Collections in the Christian Category

Andrew Tinkham Papers

Andrew Tinkham’s Drawing of Springfield, Missouri, 1861 Image courtesy of Wilson’s Creek National Battlefield Andrew Tinkham enlisted May 25, 1861, as a private in Company F of the First Kansas Infantry, which was organized at Fort Leavenworth, Kansas, between May 20 and June 3, 1861. Unlike other volunteer troops which fought at Wilson’s Creek, the […]

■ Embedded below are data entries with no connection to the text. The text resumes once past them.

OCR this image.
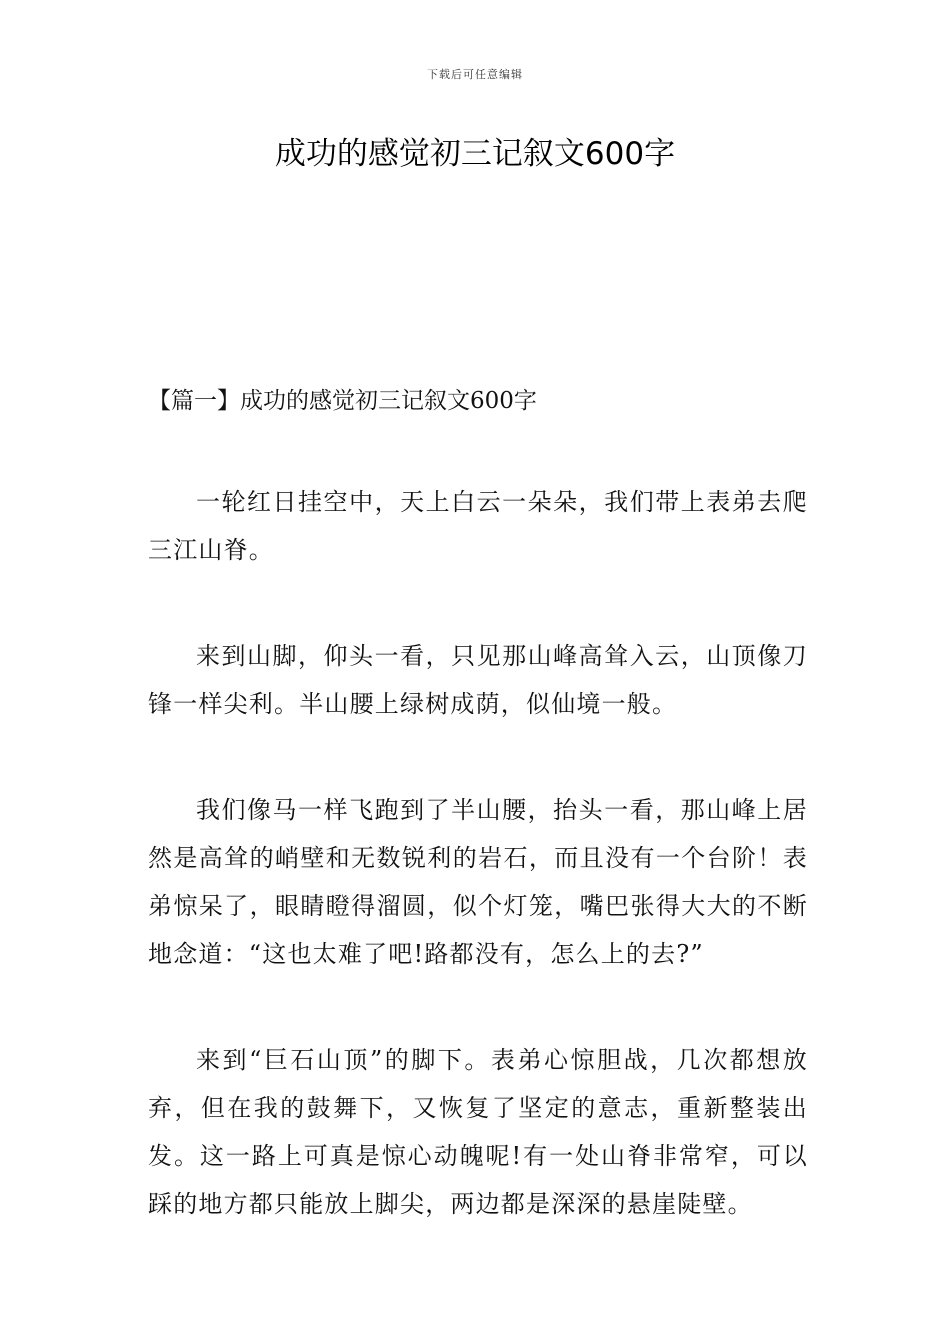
下载后可任意编辑
成功的感觉初三记叙文600字
【篇一】成功的感觉初三记叙文600字

一轮红日挂空中，天上白云一朵朵，我们带上表弟去爬三江山脊。

来到山脚，仰头一看，只见那山峰高耸入云，山顶像刀锋一样尖利。半山腰上绿树成荫，似仙境一般。

我们像马一样飞跑到了半山腰，抬头一看，那山峰上居然是高耸的峭壁和无数锐利的岩石，而且没有一个台阶！表弟惊呆了，眼睛瞪得溜圆，似个灯笼，嘴巴张得大大的不断地念道：“这也太难了吧!路都没有，怎么上的去?”

来到“巨石山顶”的脚下。表弟心惊胆战，几次都想放弃，但在我的鼓舞下，又恢复了坚定的意志，重新整装出发。这一路上可真是惊心动魄呢!有一处山脊非常窄，可以踩的地方都只能放上脚尖，两边都是深深的悬崖陡壁。
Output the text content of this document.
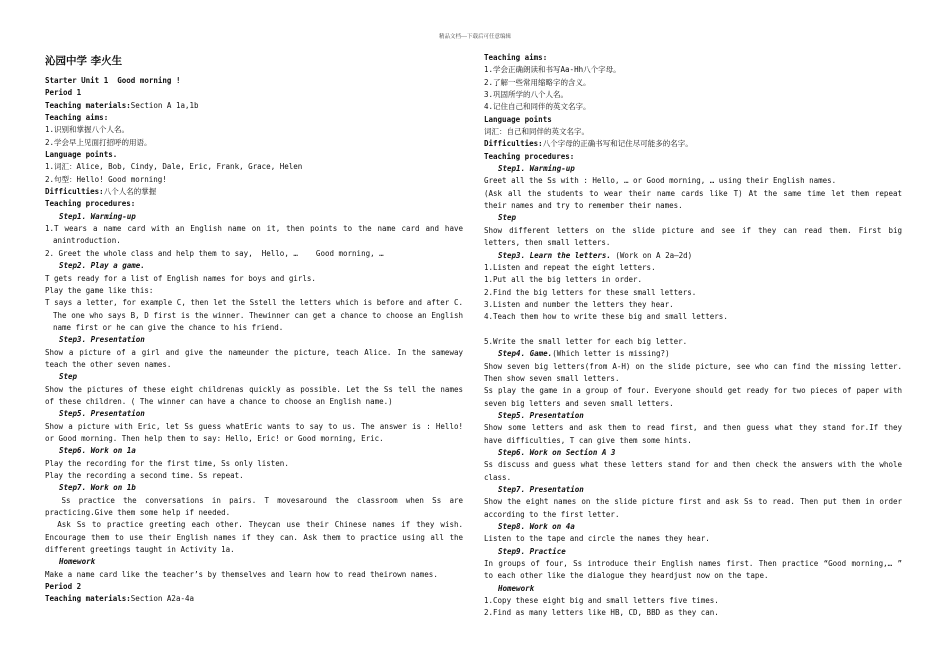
精品文档---下载后可任意编辑
沁园中学 李火生
Starter Unit 1  Good morning !
Period 1
Teaching materials:Section A 1a,1b
Teaching aims:
1.识别和掌握八个人名。
2.学会早上见面打招呼的用语。
Language points.
1.词汇：Alice, Bob, Cindy, Dale, Eric, Frank, Grace, Helen
2.句型：Hello! Good morning!
Difficulties:八个人名的掌握
Teaching procedures:
Step1. Warming-up
1.T wears a name card with an English name on it, then points to the name card and have anintroduction.
2. Greet the whole class and help them to say,  Hello, …    Good morning, …
Step2. Play a game.
T gets ready for a list of English names for boys and girls.
Play the game like this:
T says a letter, for example C, then let the Sstell the letters which is before and after C. The one who says B, D first is the winner. Thewinner can get a chance to choose an English name first or he can give the chance to his friend.
Step3. Presentation
Show a picture of a girl and give the nameunder the picture, teach Alice. In the sameway teach the other seven names.
Step
Show the pictures of these eight childrenas quickly as possible. Let the Ss tell the names of these children. ( The winner can have a chance to choose an English name.)
Step5. Presentation
Show a picture with Eric, let Ss guess whatEric wants to say to us. The answer is : Hello! or Good morning. Then help them to say: Hello, Eric! or Good morning, Eric.
Step6. Work on 1a
Play the recording for the first time, Ss only listen.
Play the recording a second time. Ss repeat.
Step7. Work on 1b
Ss practice the conversations in pairs. T movesaround the classroom when Ss are practicing.Give them some help if needed.
Ask Ss to practice greeting each other. Theycan use their Chinese names if they wish. Encourage them to use their English names if they can. Ask them to practice using all the different greetings taught in Activity 1a.
Homework
Make a name card like the teacher’s by themselves and learn how to read theirown names.
Period 2
Teaching materials:Section A2a-4a
Teaching aims:
1.学会正确朗读和书写Aa-Hh八个字母。
2.了解一些常用缩略字的含义。
3.巩固所学的八个人名。
4.记住自己和同伴的英文名字。
Language points
词汇：自己和同伴的英文名字。
Difficulties:八个字母的正确书写和记住尽可能多的名字。
Teaching procedures:
Step1. Warming-up
Greet all the Ss with : Hello, … or Good morning, … using their English names.
(Ask all the students to wear their name cards like T) At the same time let them repeat their names and try to remember their names.
Step
Show different letters on the slide picture and see if they can read them. First big letters, then small letters.
Step3. Learn the letters. (Work on A 2a—2d)
1.Listen and repeat the eight letters.
1.Put all the big letters in order.
2.Find the big letters for these small letters.
3.Listen and number the letters they hear.
4.Teach them how to write these big and small letters.
5.Write the small letter for each big letter.
Step4. Game.(Which letter is missing?)
Show seven big letters(from A-H) on the slide picture, see who can find the missing letter. Then show seven small letters.
Ss play the game in a group of four. Everyone should get ready for two pieces of paper with seven big letters and seven small letters.
Step5. Presentation
Show some letters and ask them to read first, and then guess what they stand for.If they have difficulties, T can give them some hints.
Step6. Work on Section A 3
Ss discuss and guess what these letters stand for and then check the answers with the whole class.
Step7. Presentation
Show the eight names on the slide picture first and ask Ss to read. Then put them in order according to the first letter.
Step8. Work on 4a
Listen to the tape and circle the names they hear.
Step9. Practice
In groups of four, Ss introduce their English names first. Then practice “Good morning,… ” to each other like the dialogue they heardjust now on the tape.
Homework
1.Copy these eight big and small letters five times.
2.Find as many letters like HB, CD, BBD as they can.
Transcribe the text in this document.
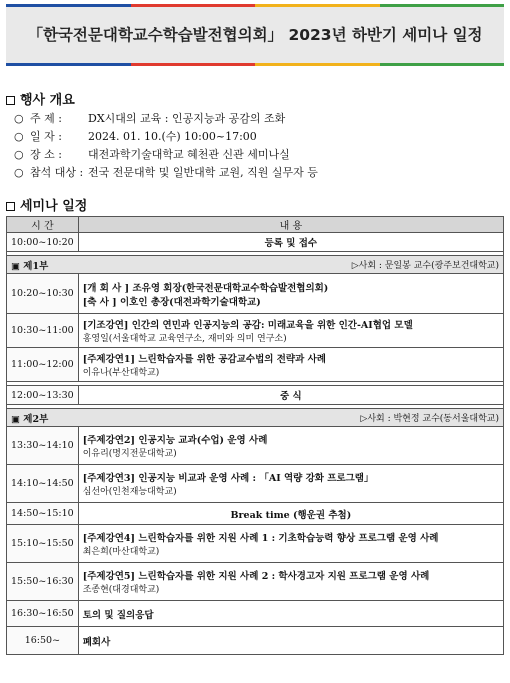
「한국전문대학교수학습발전협의회」 2023년 하반기 세미나 일정
행사 개요
○ 주 제 : DX시대의 교육 : 인공지능과 공감의 조화
○ 일 자 : 2024. 01. 10.(수) 10:00~17:00
○ 장 소 : 대전과학기술대학교 혜천관 신관 세미나실
○ 참석 대상 : 전국 전문대학 및 일반대학 교원, 직원 실무자 등
세미나 일정
시 간	내 용
10:00~10:20	등록 및 접수

▣ 제1부 ▷사회 : 문일봉 교수(광주보건대학교)	

10:20~10:30	[개 회 사 ] 조유영 회장(한국전문대학교수학습발전협의회)
[축 사 ] 이호인 총장(대전과학기술대학교)

10:30~11:00	[기조강연] 인간의 연민과 인공지능의 공감: 미래교육을 위한 인간-AI협업 모델
홍영일(서울대학교 교육연구소, 재미와 의미 연구소)

11:00~12:00	[주제강연1] 느린학습자를 위한 공감교수법의 전략과 사례
이유나(부산대학교)

12:00~13:30	중 식

▣ 제2부 ▷사회 : 박현정 교수(동서울대학교)	

13:30~14:10	[주제강연2] 인공지능 교과(수업) 운영 사례
이유리(명지전문대학교)

14:10~14:50	[주제강연3] 인공지능 비교과 운영 사례 : 「AI 역량 강화 프로그램」
심선아(인천재능대학교)

14:50~15:10	Break time (행운권 추첨)
15:10~15:50	[주제강연4] 느린학습자를 위한 지원 사례 1 : 기초학습능력 향상 프로그램 운영 사례
최은희(마산대학교)

15:50~16:30	[주제강연5] 느린학습자를 위한 지원 사례 2 : 학사경고자 지원 프로그램 운영 사례
조종현(대경대학교)

16:30~16:50	토의 및 질의응답
16:50~	폐회사
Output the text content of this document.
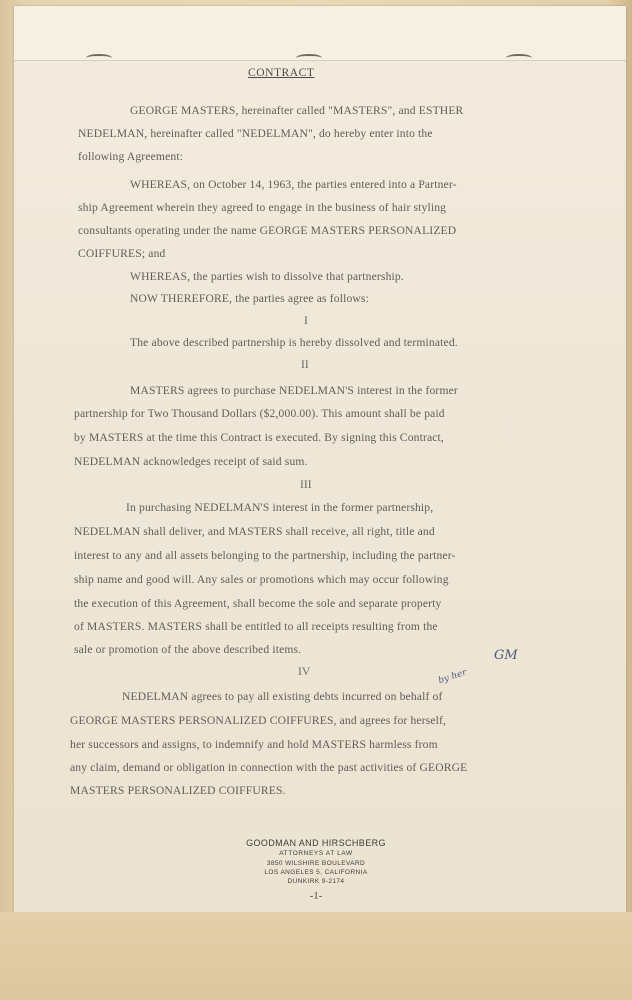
CONTRACT
GEORGE MASTERS, hereinafter called "MASTERS", and ESTHER
NEDELMAN, hereinafter called "NEDELMAN", do hereby enter into the
following Agreement:
WHEREAS, on October 14, 1963, the parties entered into a Partner-
ship Agreement wherein they agreed to engage in the business of hair styling
consultants operating under the name GEORGE MASTERS PERSONALIZED
COIFFURES; and
WHEREAS, the parties wish to dissolve that partnership.
NOW THEREFORE, the parties agree as follows:
I
The above described partnership is hereby dissolved and terminated.
II
MASTERS agrees to purchase NEDELMAN'S interest in the former
partnership for Two Thousand Dollars ($2,000.00). This amount shall be paid
by MASTERS at the time this Contract is executed. By signing this Contract,
NEDELMAN acknowledges receipt of said sum.
III
In purchasing NEDELMAN'S interest in the former partnership,
NEDELMAN shall deliver, and MASTERS shall receive, all right, title and
interest to any and all assets belonging to the partnership, including the partner-
ship name and good will. Any sales or promotions which may occur following
the execution of this Agreement, shall become the sole and separate property
of MASTERS. MASTERS shall be entitled to all receipts resulting from the
sale or promotion of the above described items.
IV
GM
by her
NEDELMAN agrees to pay all existing debts incurred on behalf of
GEORGE MASTERS PERSONALIZED COIFFURES, and agrees for herself,
her successors and assigns, to indemnify and hold MASTERS harmless from
any claim, demand or obligation in connection with the past activities of GEORGE
MASTERS PERSONALIZED COIFFURES.
GOODMAN AND HIRSCHBERG
ATTORNEYS AT LAW
3850 WILSHIRE BOULEVARD
LOS ANGELES 5, CALIFORNIA
DUNKIRK 9-2174
-1-
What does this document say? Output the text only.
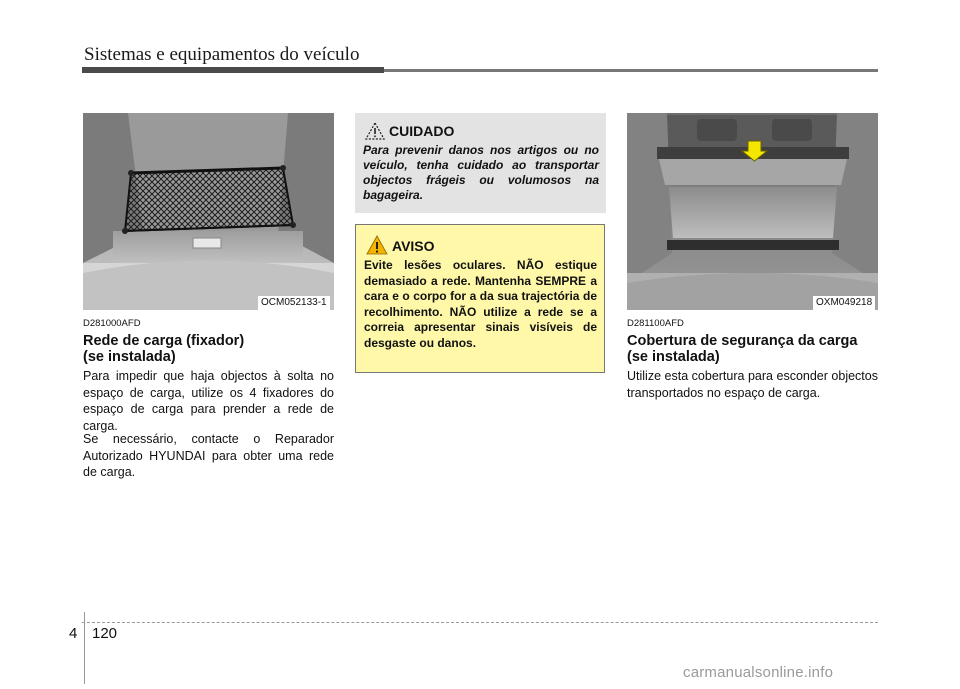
Sistemas e equipamentos do veículo
OCM052133-1
D281000AFD
Rede de carga (fixador)
(se instalada)

Para impedir que haja objectos à solta no espaço de carga, utilize os 4 fixadores do espaço de carga para prender a rede de carga.

Se necessário, contacte o Reparador Autorizado HYUNDAI para obter uma rede de carga.

CUIDADO
Para prevenir danos nos artigos ou no veículo, tenha cuidado ao transportar objectos frágeis ou volumosos na bagageira.
AVISO
Evite lesões oculares. NÃO estique demasiado a rede. Mantenha SEMPRE a cara e o corpo for a da sua trajectória de recolhimento. NÃO utilize a rede se a correia apresentar sinais visíveis de desgaste ou danos.
OXM049218
D281100AFD
Cobertura de segurança da carga
(se instalada)

Utilize esta cobertura para esconder objectos transportados no espaço de carga.

4 120
carmanualsonline.info
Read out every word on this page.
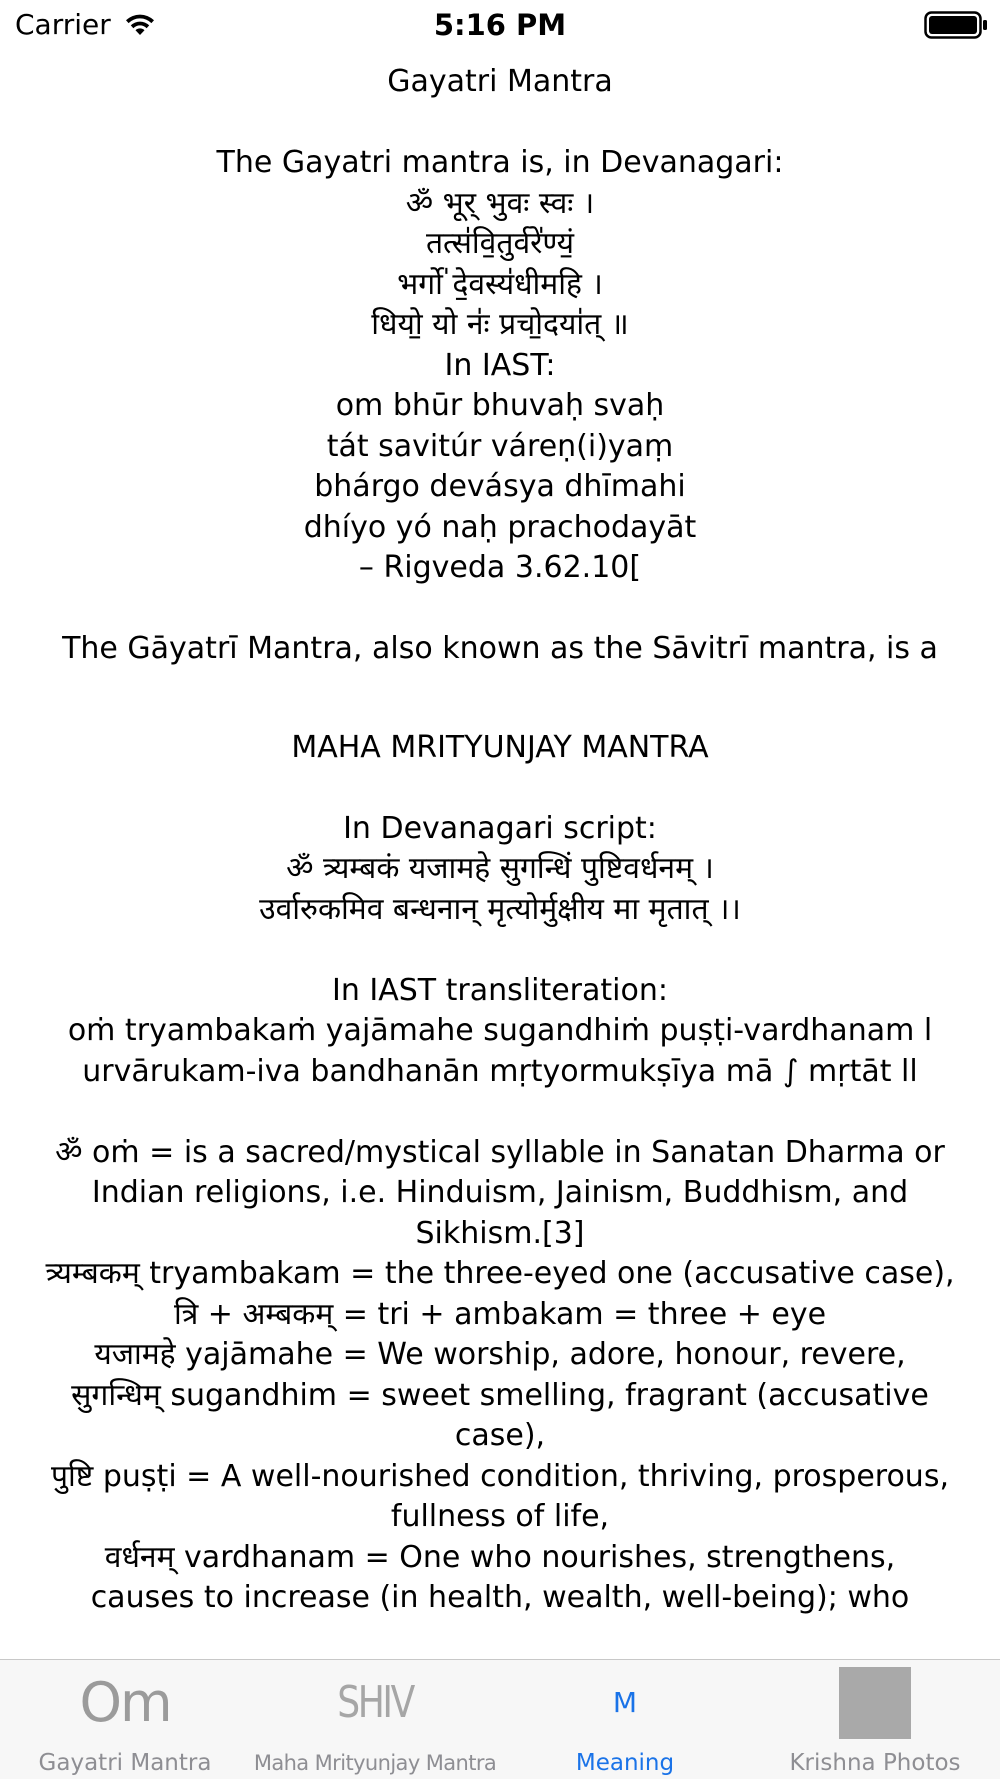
Carrier	5:16 PM
Gayatri Mantra
The Gayatri mantra is, in Devanagari:
ॐ भूर् भुवः स्वः ।
तत्स॑वि॒तुर्वरे॑ण्यं॒
भर्गो॑ दे॒वस्य॑धीमहि ।
धियो॒ यो नः॑ प्रचो॒दया॑त् ॥
In IAST:
om bhūr bhuvaḥ svaḥ
tát savitúr váreṇ(i)yaṃ
bhárgo devásya dhīmahi
dhíyo yó naḥ prachodayāt
– Rigveda 3.62.10[
The Gāyatrī Mantra, also known as the Sāvitrī mantra, is a
MAHA MRITYUNJAY MANTRA
In Devanagari script:
ॐ त्र्यम्बकं यजामहे सुगन्धिं पुष्टिवर्धनम् ।
उर्वारुकमिव बन्धनान् मृत्योर्मुक्षीय मा मृतात् ।।
In IAST transliteration:
oṁ tryambakaṁ yajāmahe sugandhiṁ puṣṭi-vardhanam l
urvārukam-iva bandhanān mṛtyormukṣīya mā ∫ mṛtāt ll
ॐ oṁ = is a sacred/mystical syllable in Sanatan Dharma or Indian religions, i.e. Hinduism, Jainism, Buddhism, and Sikhism.[3]
त्र्यम्बकम् tryambakam = the three-eyed one (accusative case),
त्रि + अम्बकम् = tri + ambakam = three + eye
यजामहे yajāmahe = We worship, adore, honour, revere,
सुगन्धिम् sugandhim = sweet smelling, fragrant (accusative case),
पुष्टि puṣṭi = A well-nourished condition, thriving, prosperous, fullness of life,
वर्धनम् vardhanam = One who nourishes, strengthens,
causes to increase (in health, wealth, well-being); who
Om
Gayatri Mantra
SHIV
Maha Mrityunjay Mantra
M
Meaning	Krishna Photos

The Enrolled Missouri Militia, 4th Military District, Order Book

On August 17, 1861 Missouri Governor Hamilton R. Gamble ordered a proclamation establishing the Missouri State Militia for defense of the State against guerrilla activity. Gamble soon realized the need for additional troops, and on July 22, 1862 he issued General Order Number 29 organizing the Enrolled Missouri Militia (EMM). General Colley B. Holland assumed command of the 4th Military district, consisting of the counties in southwest Missouri, on October 30, 1862. Based in Springfield, Missouri, roughly 2,500 men reported for duty, operating under the jurisdiction of the State of Missouri. Holland’s documented all activities related to his command in the enrolled Missouri Militia order book for the 4th Military District in Southwest Missouri, from November 1862 through May 1863. His reports cover the Battles of Springfield and Hartville and also include details about depredation in Southwest Missouri and the extensive guerrilla activity that took place in the region.

James H. Wiswell Papers

James H. Wiswell was a teenage solider in the Union Army from Vermont. Wiswell enlisted in Company C, 4th US Cavalry, and served in Kansas and Missouri. He fought under the command of General Nathan Lyon and participated in the Battles of Dug Springs and Wilson’s Creek in 1861. His letter to his sister Naomi revealed the conditions of military life and the toll the defeat at Wilson’s Creek had on his company.

The John A. Mack Collection

The Mack Collection offers valuable insight into the lives of Union sympathizers in the Ozarks. In many ways, their experiences are typical of Southern Unionists, though their home in Missouri placed them squarely in a border region. The war was bitter and personal for the Mack family. Their experiences as refugees and those who fighting guerrillas in the 1st Arkansas Cavalry (U.S.) hardened their feelings towards Confederate sympathizers. As Radical Republicans, the Macks entered the political arena only to find themselves at odds with fellow Unionists.

Regrettably, the Mack collection contains only half of the correspondence between the family members. The surviving letters were written to those serving in the army. While the soldier’s responses are missing, the existing letters provide researchers with a unique perspective on the civilian experience in southwest Missouri.

The John H. Utz Collection

John H. Utz served under General Sterling Price, and participated in the Battles of Lexington and Pea Ridge. Utz returned home after his “six months service” was up, and took the oath of allegiance to the Union sometime in 1862. He married Sarah Elizabeth (“Sallie”) Duncan in February 1863, and their first child was born in July 1864. In the fall of 1864, Utz attempted to join Sterling Price in his expedition through Missouri, which resulted in his imprisonment.

The John H. Utz collection is a series of sixty plus letters compiled by his descendents. The letters were self-published by the family in Biographical Sketches of the Bartlett Marshall Duncan and Henry Utz Families. Very limited copies of the book are available to the public, and the letters in the collection are reproduced as they were printed in the book. This collection depicts Utz experiences as a prisoner of war from 1864 through 1865

Ozias Ruark Collection

The Ozias Ruark collection contains correspondence and a diary detailing the service of a captain in the 8th Missouri State Militia Cavalry. Throughout his diary, Ruark comments on four underlying themes: the impact of the war on civilians, foraging, engagements with guerrillas and the daily routine of camp life. He also notes weather, towns and the Ozarks landscape. Ruark’s perspective as a soldier provides a valuable portrait of military life in the region.